A Novel Mathematical Model for Temporal Effect of Buildup and Breakdown on Cement Rheology

Abstract

Rheology, or flow behavior, plays a vital role during fresh-state applications of cement composites. Understanding and controlling cement rheology are gaining significant attention for emerging construction practices like 3D printing. Literature defines cement rheology using one of the four mathematical models, i.e., Bingham, modified Bingham, Herschel–Bulkley, and Power law. The models defined in the literature are based on the shear stress and shear rate relationship and fail to account for temporal changes, like cement hydration. Cement hydration results in internal structural buildup with time, typically increasing the shear resistance.

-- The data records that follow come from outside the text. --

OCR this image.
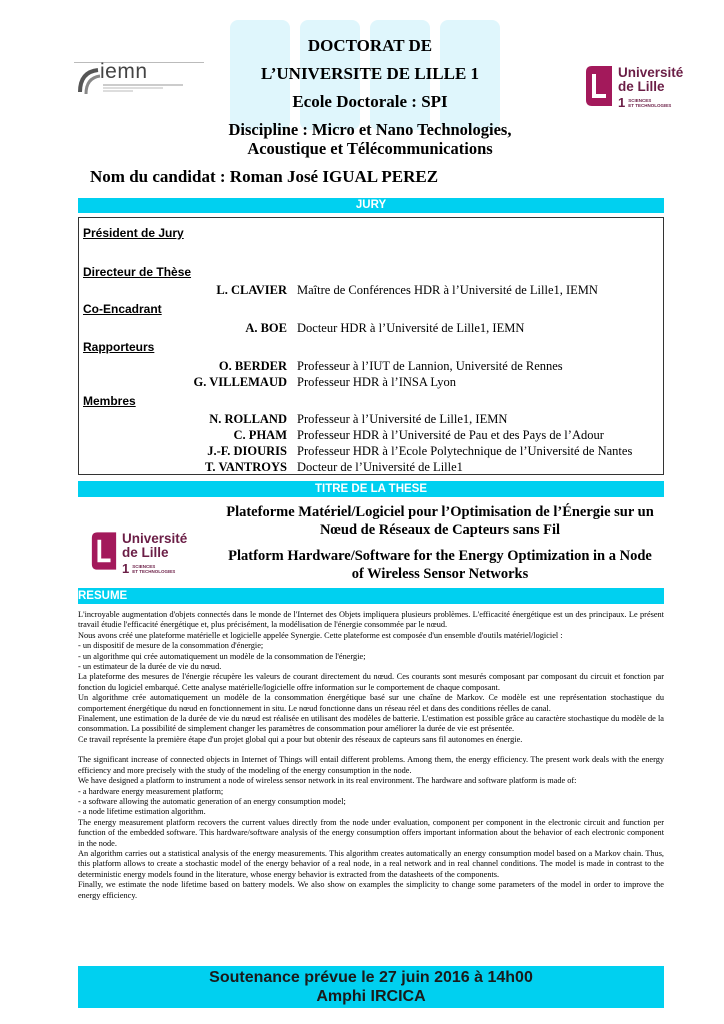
iemn
DOCTORAT DE
L’UNIVERSITE DE LILLE 1
Ecole Doctorale : SPI
Discipline : Micro et Nano Technologies,
Acoustique et Télécommunications
Université
de Lille
1 SCIENCES
ET TECHNOLOGIES
Nom du candidat : Roman José IGUAL PEREZ
JURY
Président de Jury
Directeur de Thèse
L. CLAVIER Maître de Conférences HDR à l’Université de Lille1, IEMN
Co-Encadrant
A. BOE Docteur HDR à l’Université de Lille1, IEMN
Rapporteurs
O. BERDER Professeur à l’IUT de Lannion, Université de Rennes
G. VILLEMAUD Professeur HDR à l’INSA Lyon
Membres
N. ROLLAND Professeur à l’Université de Lille1, IEMN
C. PHAM Professeur HDR à l’Université de Pau et des Pays de l’Adour
J.-F. DIOURIS Professeur HDR à l’Ecole Polytechnique de l’Université de Nantes
T. VANTROYS Docteur de l’Université de Lille1
TITRE DE LA THESE
Université
de Lille
1 SCIENCES
ET TECHNOLOGIES
Plateforme Matériel/Logiciel pour l’Optimisation de l’Énergie sur un Nœud de Réseaux de Capteurs sans Fil
Platform Hardware/Software for the Energy Optimization in a Node of Wireless Sensor Networks
RESUME

L'incroyable augmentation d'objets connectés dans le monde de l'Internet des Objets impliquera plusieurs problèmes. L'efficacité énergétique est un des principaux. Le présent travail étudie l'efficacité énergétique et, plus précisément, la modélisation de l'énergie consommée par le nœud.

Nous avons créé une plateforme matérielle et logicielle appelée Synergie. Cette plateforme est composée d'un ensemble d'outils matériel/logiciel :

- un dispositif de mesure de la consommation d'énergie;

- un algorithme qui crée automatiquement un modèle de la consommation de l'énergie;

- un estimateur de la durée de vie du nœud.

La plateforme des mesures de l'énergie récupère les valeurs de courant directement du nœud. Ces courants sont mesurés composant par composant du circuit et fonction par fonction du logiciel embarqué. Cette analyse matérielle/logicielle offre information sur le comportement de chaque composant.

Un algorithme crée automatiquement un modèle de la consommation énergétique basé sur une chaîne de Markov. Ce modèle est une représentation stochastique du comportement énergétique du nœud en fonctionnement in situ. Le nœud fonctionne dans un réseau réel et dans des conditions réelles de canal.

Finalement, une estimation de la durée de vie du nœud est réalisée en utilisant des modèles de batterie. L'estimation est possible grâce au caractère stochastique du modèle de la consommation. La possibilité de simplement changer les paramètres de consommation pour améliorer la durée de vie est présentée.

Ce travail représente la première étape d'un projet global qui a pour but obtenir des réseaux de capteurs sans fil autonomes en énergie.

The significant increase of connected objects in Internet of Things will entail different problems. Among them, the energy efficiency. The present work deals with the energy efficiency and more precisely with the study of the modeling of the energy consumption in the node.

We have designed a platform to instrument a node of wireless sensor network in its real environment. The hardware and software platform is made of:

- a hardware energy measurement platform;

- a software allowing the automatic generation of an energy consumption model;

- a node lifetime estimation algorithm.

The energy measurement platform recovers the current values directly from the node under evaluation, component per component in the electronic circuit and function per function of the embedded software. This hardware/software analysis of the energy consumption offers important information about the behavior of each electronic component in the node.

An algorithm carries out a statistical analysis of the energy measurements. This algorithm creates automatically an energy consumption model based on a Markov chain. Thus, this platform allows to create a stochastic model of the energy behavior of a real node, in a real network and in real channel conditions. The model is made in contrast to the deterministic energy models found in the literature, whose energy behavior is extracted from the datasheets of the components.

Finally, we estimate the node lifetime based on battery models. We also show on examples the simplicity to change some parameters of the model in order to improve the energy efficiency.

Soutenance prévue le 27 juin 2016 à 14h00
Amphi IRCICA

This effect is opposed by the breakdown caused by the applied shear rate. The combined effect of buildup and breakdown depends on cement hydration, time of observation, and applied shear rate. Existing models fail to explain the overall cement rheology across a long time span and a wide range of shear rates. As a result, literature often explains cement rheology using contradictory phenomena like thixotropy–rheopexy. The present study overcomes this challenge by presenting a novel mathematical model for cement rheology, which can account for the temporal effect of buildup and breakdown. The mathematical model is developed from an extensive experimental investigation of cement rheology across a wide range of shear rates and long time spans. For the first time, the mathematical model simultaneously explains buildup and breakdown mechanisms. The novel mathematical model includes temporal effects and can serve as the foundation for reimaging cement rheology for emerging construction practices. © The Author(s), under exclusive license to Springer Nature Singapore Pte Ltd. 2025.